Spatial processes are often invisible, but by using tools in the Spatial Statistics Toolbox to measure the strength and scale of their outcome-spatial clustering or dispersion, hot spots, or spatial outliers-we learn more about them and we get a much better understanding of our data.
Artz: You talk to a lot of GIS people about statistics. What do you think is most often misunderstood about spatial statistics?
Scott: In the GIS community, the thing that's probably most often misunderstood is just that it's hard! People hear "statistics" and they immediately have bad memories of a class they took in high school, and they just shut down. And I think that's too bad, because to me while traditional statistics are interesting, spatial statistics are really fascinating! And they aren't that difficult. Some spatial statistics reflect very simple concepts, but still they can be used in very powerful ways.
Artz: Can you give me an example of a statistical tool that's simple, yet powerful?
Scott: The simplest tool in the Spatial Statistics Toolbox is the mean center tool. It works by taking all your x-coordinates, and computing the average. It then takes all your y-coordinates, and computes the average for those. The mean center is that average x and y coordinate location. How much more simple can we get than that? But you can use this tool in powerful ways. For example, we looked at population data by county for California over the last 100 years. We were interested in finding the population center and in seeing if it changed over time, so we computed a weighted mean center. In the early part of the century, the population center was near San Francisco, a reflection of the growing banking industry there. Each decade the population center moved south, at first very quickly, reflecting growth in southern California associated with the oil industry, with Hollywood, aerospace, and everything else going on there. The southward shift in the population center slowed down, however, toward the end of the century.

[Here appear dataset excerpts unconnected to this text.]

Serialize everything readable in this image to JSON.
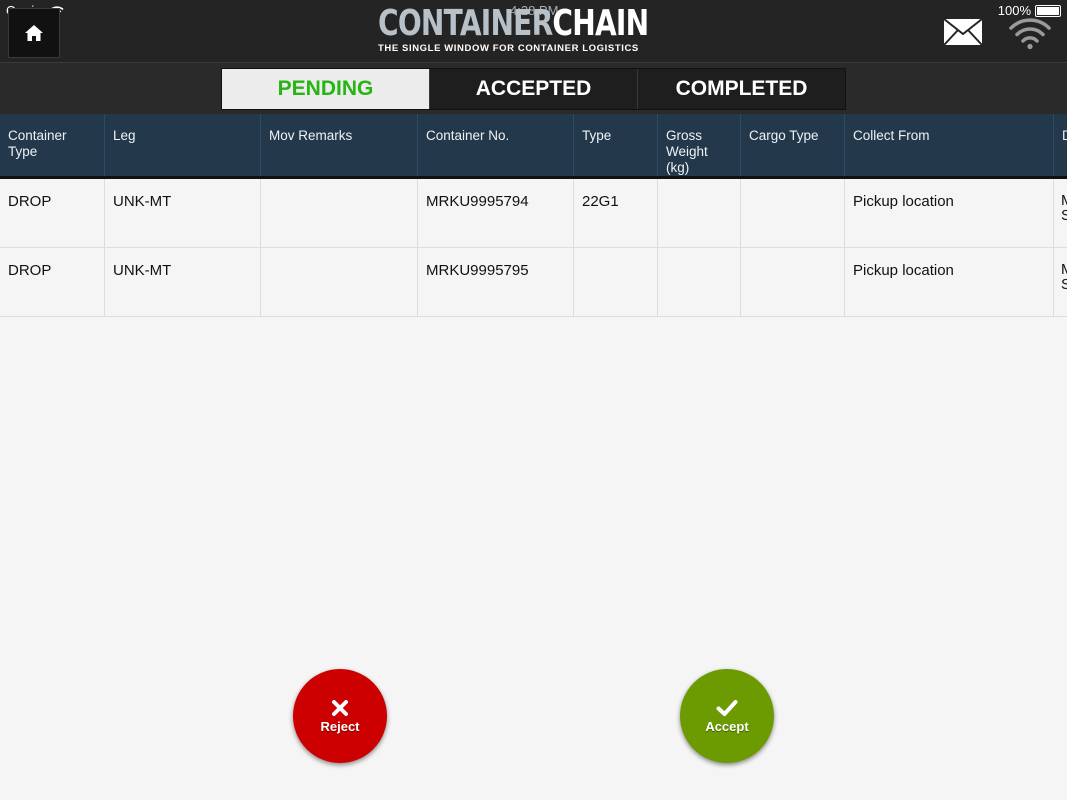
{
  "status_bar": {
    "carrier": "Carrier",
    "time": "4:28 PM",
    "battery": "100%"
  },
  "app": {
    "logo_part1": "CONTAINER",
    "logo_part2": "CHAIN",
    "tagline": "THE SINGLE WINDOW FOR CONTAINER LOGISTICS"
  },
  "tabs": [
    {
      "label": "PENDING",
      "active": true
    },
    {
      "label": "ACCEPTED",
      "active": false
    },
    {
      "label": "COMPLETED",
      "active": false
    }
  ],
  "table": {
    "headers": [
      "Container\nType",
      "Leg",
      "Mov Remarks",
      "Container No.",
      "Type",
      "Gross\nWeight (kg)",
      "Cargo Type",
      "Collect From",
      "D"
    ],
    "rows": [
      [
        "DROP",
        "UNK-MT",
        "",
        "MRKU9995794",
        "22G1",
        "",
        "",
        "Pickup location",
        "M\nS"
      ],
      [
        "DROP",
        "UNK-MT",
        "",
        "MRKU9995795",
        "",
        "",
        "",
        "Pickup location",
        "M\nS"
      ]
    ]
  },
  "actions": {
    "reject_label": "Reject",
    "accept_label": "Accept"
  },
  "colors": {
    "header_bg": "#23394b",
    "active_tab_text": "#27b513",
    "reject": "#cc0000",
    "accept": "#6b9b00"
  },
  "icons": [
    "home-icon",
    "mail-icon",
    "wifi-icon",
    "close-icon",
    "check-icon",
    "battery-icon"
  ]
}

The simplest tool in the Spatial Statistics Toolbox allows us to visualize a complex spatial trend; how quickly the mean center moves, and where it moves, provides interesting information about the spatial processes promoting this southern shift in population.
Artz: But some of the tools are not as straightforward as mean center?
Scott: True. Most GIS tools are fairly straightforward; you just fill out the parameters and go. For some of the spatial statistics tools, however, you do have to think a little bit more about spatial relationships, the scale of your analysis, study area boundaries, and so on. But we try very hard to include good strategies in the ArcGIS documentation that explain the proper use of the tools and help you decide on the right parameters for your particular analysis.
Artz: Where can people learn more about using statistics in their GIS projects?
Scott: In the book The Esri Guide to GIS Analysis, Volume 2, by Andy Mitchell, every chapter corresponds to a tool in the Spatial Statistics Toolbox. This is a great resource for people who are starting with little or no knowledge of spatial statistics. We also have some free webinars and tutorials available through the Esri Virtual Campus and the ArcGIS Geoprocessing Resource Center. Your blog GISandScience.com contains quite a few resources for learning about spatial statistics and spatial analysis in a more general sense.